Loktyushin, A., Nickisch, H., Pohmann, R., & Schölkopf, B. (2015). Blind multirigid retrospective motion correction of MR images. Magnetic Resonance in Medicine, 73(4), 1457-1468. doi:10.1002/mrm.25266.


Cite as: https://hdl.handle.net/11858/00-001M-0000-002A-4687-C
Abstract
Purpose Physiological nonrigid motion is inevitable when imaging, e.g., abdominal viscera, and can lead to serious deterioration of the image quality. Prospective techniques for motion correction can handle only special types of nonrigid motion, as they only allow global correction. Retrospective methods developed so far need guidance from navigator sequences or external sensors. We propose a fully retrospective nonrigid motion correction scheme that only needs raw data as an input. Methods Our method is based on a forward model that describes the effects of nonrigid motion by partitioning the image into patches with locally rigid motion. Using this forward model, we construct an objective function that we can optimize with respect to both unknown motion parameters per patch and the underlying sharp image.

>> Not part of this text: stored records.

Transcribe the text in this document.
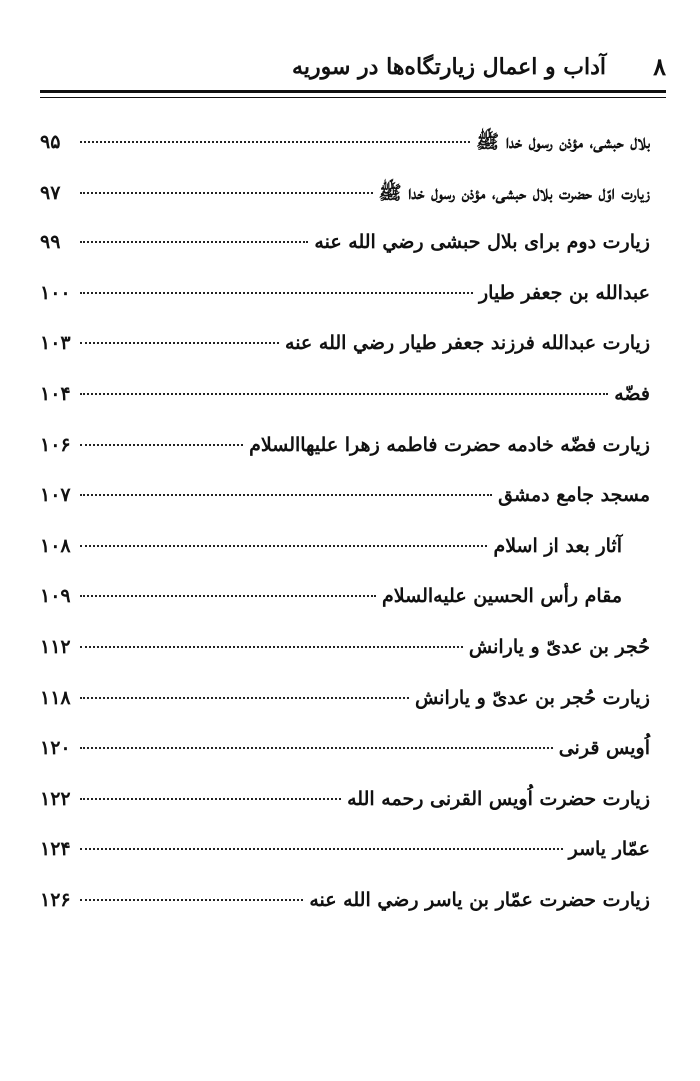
۸
آداب و اعمال زیارتگاه‌ها در سوریه
بلال حبشی، مؤذن رسول خدا ﷺ
۹۵
زیارت اوّل حضرت بلال حبشی، مؤذن رسول خدا ﷺ
۹۷
زیارت دوم برای بلال حبشی رضي الله عنه
۹۹
عبدالله بن جعفر طیار
۱۰۰
زیارت عبدالله فرزند جعفر طیار رضي الله عنه
۱۰۳
فضّه
۱۰۴
زیارت فضّه خادمه حضرت فاطمه زهرا علیهاالسلام
۱۰۶
مسجد جامع دمشق
۱۰۷
آثار بعد از اسلام
۱۰۸
مقام رأس الحسین علیه‌السلام
۱۰۹
حُجر بن عدیّ و یارانش
۱۱۲
زیارت حُجر بن عدیّ و یارانش
۱۱۸
اُویس قرنی
۱۲۰
زیارت حضرت اُویس القرنی رحمه الله
۱۲۲
عمّار یاسر
۱۲۴
زیارت حضرت عمّار بن یاسر رضي الله عنه
۱۲۶
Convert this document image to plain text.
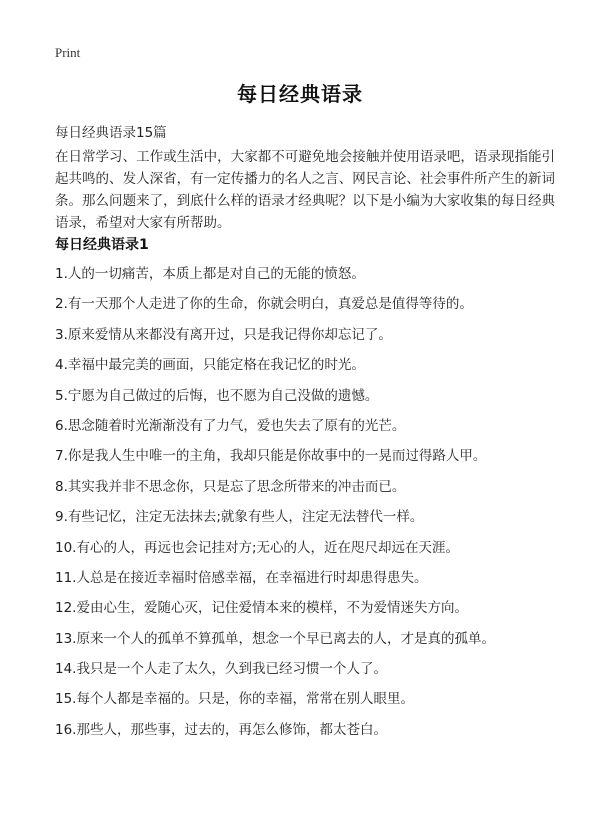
Print
每日经典语录
每日经典语录15篇
在日常学习、工作或生活中，大家都不可避免地会接触并使用语录吧，语录现指能引起共鸣的、发人深省，有一定传播力的名人之言、网民言论、社会事件所产生的新词条。那么问题来了，到底什么样的语录才经典呢？以下是小编为大家收集的每日经典语录，希望对大家有所帮助。
每日经典语录1
1.人的一切痛苦，本质上都是对自己的无能的愤怒。
2.有一天那个人走进了你的生命，你就会明白，真爱总是值得等待的。
3.原来爱情从来都没有离开过，只是我记得你却忘记了。
4.幸福中最完美的画面，只能定格在我记忆的时光。
5.宁愿为自己做过的后悔，也不愿为自己没做的遗憾。
6.思念随着时光渐渐没有了力气，爱也失去了原有的光芒。
7.你是我人生中唯一的主角，我却只能是你故事中的一晃而过得路人甲。
8.其实我并非不思念你，只是忘了思念所带来的冲击而已。
9.有些记忆，注定无法抹去;就象有些人，注定无法替代一样。
10.有心的人，再远也会记挂对方;无心的人，近在咫尺却远在天涯。
11.人总是在接近幸福时倍感幸福，在幸福进行时却患得患失。
12.爱由心生，爱随心灭，记住爱情本来的模样，不为爱情迷失方向。
13.原来一个人的孤单不算孤单，想念一个早已离去的人，才是真的孤单。
14.我只是一个人走了太久，久到我已经习惯一个人了。
15.每个人都是幸福的。只是，你的幸福，常常在别人眼里。
16.那些人，那些事，过去的，再怎么修饰，都太苍白。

Results We evaluate our method on both synthetic and real data in 2D and 3D. In vivo data was acquired using standard imaging sequences. The correction algorithm significantly improves the image quality. Our compute unified device architecture (CUDA)-enabled graphic processing unit implementation ensures feasible computation times. Conclusion The presented technique is the first computationally feasible retrospective method that uses the raw data of standard imaging sequences, and allows to correct for nonrigid motion without guidance from external motion sensors.